Well, when this happened, I began spending more time thinking about what I wanted to write here than actually posting. I thought a great deal about how blogs have become mini magazines. I thought about that I did not want to write articles that fit in with an editorial calendar. That this was a space that I intentionally kept removed from business simply because I enjoyed writing as a hobby. I then started to get really upset because I noticed in my own blog reader, where I gather and read my favorite blogs, that all of the bloggers whom I have followed for years and years because I loved their writing, had stopped blogging. Mainly because they were tired of having to integrate products into their posts in order to earn a living writing, and because oddly, most people who read blogs complain about them doing this. (which is wildly unfair by the way, if you want to read free content, then you have to deal with ads, or your are literally starving bloggers). But they also stopped due to their own burn out over writing constantly on such specific topics. SO anyway, this made me feel like blogging was dead as I knew and loved it and I didn’t really know what to do about this. I am a tiny bit comforted in knowing that I am not alone in these feelings though. The biggest testament to this is the Times article written almost exactly one year ago today.

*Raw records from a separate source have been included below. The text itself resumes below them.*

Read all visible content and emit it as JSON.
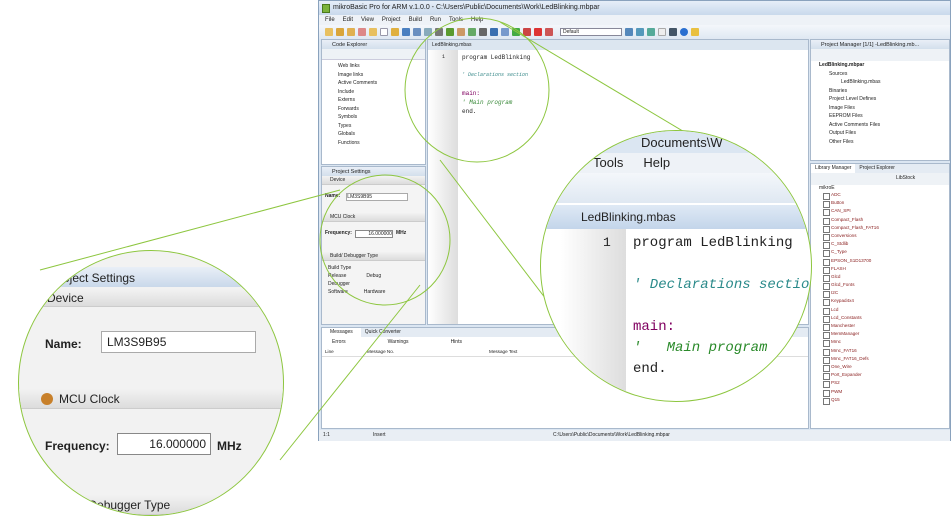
{
  "window": {
    "title": "mikroBasic Pro for ARM v.1.0.0 - C:\\Users\\Public\\Documents\\Work\\LedBlinking.mbpar"
  },
  "menu": [
    "File",
    "Edit",
    "View",
    "Project",
    "Build",
    "Run",
    "Tools",
    "Help"
  ],
  "toolbar": {
    "config_select": "Default"
  },
  "code_explorer": {
    "title": "Code Explorer",
    "items": [
      "Web links",
      "Image links",
      "Active Comments",
      "Include",
      "Externs",
      "Forwards",
      "Symbols",
      "Types",
      "Globals",
      "Functions"
    ]
  },
  "project_settings": {
    "title": "Project Settings",
    "device_section": "Device",
    "name_label": "Name:",
    "name_value": "LM3S9B95",
    "clock_section": "MCU Clock",
    "freq_label": "Frequency:",
    "freq_value": "16.000000",
    "freq_unit": "MHz",
    "build_section": "Build/ Debugger Type",
    "build_type_label": "Build Type",
    "release": "Release",
    "debug": "Debug",
    "debugger_label": "Debugger",
    "software": "Software",
    "hardware": "Hardware"
  },
  "editor": {
    "tab": "LedBlinking.mbas",
    "line1_num": "1",
    "code": [
      "program LedBlinking",
      "",
      "' Declarations section",
      "",
      "main:",
      "'   Main program",
      "end."
    ]
  },
  "project_manager": {
    "title": "Project Manager [1/1] -LedBlinking.mb...",
    "root": "LedBlinking.mbpar",
    "sources": "Sources",
    "file": "LedBlinking.mbas",
    "folders": [
      "Binaries",
      "Project Level Defines",
      "Image Files",
      "EEPROM Files",
      "Active Comments Files",
      "Output Files",
      "Other Files"
    ]
  },
  "library": {
    "tabs": [
      "Library Manager",
      "Project Explorer"
    ],
    "libstock": "LibStock",
    "root": "mikroE",
    "items": [
      "ADC",
      "Button",
      "CAN_SPI",
      "Compact_Flash",
      "Compact_Flash_FAT16",
      "Conversions",
      "C_Stdlib",
      "C_Type",
      "EPSON_S1D13700",
      "FLASH",
      "Glcd",
      "Glcd_Fonts",
      "I2C",
      "Keypad4x4",
      "Lcd",
      "Lcd_Constants",
      "Manchester",
      "MemManager",
      "Mmc",
      "Mmc_FAT16",
      "Mmc_FAT16_Defs",
      "One_Wire",
      "Port_Expander",
      "PS2",
      "PWM",
      "Q15"
    ]
  },
  "messages": {
    "tabs": [
      "Messages",
      "Quick Converter"
    ],
    "filters": [
      "Errors",
      "Warnings",
      "Hints"
    ],
    "columns": [
      "Line",
      "Message No.",
      "Message Text"
    ]
  },
  "status": {
    "pos": "1:1",
    "mode": "Insert",
    "path": "C:\\Users\\Public\\Documents\\Work\\LedBlinking.mbpar"
  },
  "zoom_right": {
    "fragment": "Documents\\W",
    "menu": [
      "Tools",
      "Help"
    ]
  }
}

In the midst of all of these feels, three different people sent me messages that they loved to read what I wrote. This made me fee warm and fuzzy inside and again remind myself that I really enjoy writing and in this non business space, I can do whatever I want. I do not have to have a topic that I obsess over and focus on, that if I want, I can just ramble on. This is not a monotized blog, I have no one to really answer to, so here I am, returning to ramble mode and sharing my thoughts as they tumble out. If however, you take away one important thought from this post, it’s that I miss the bloggers who wrote for the sake of writing, whose words I read every day for so many years that I still crave their thoughts, and I swear that there is an emptiness in the bloggersphere without them.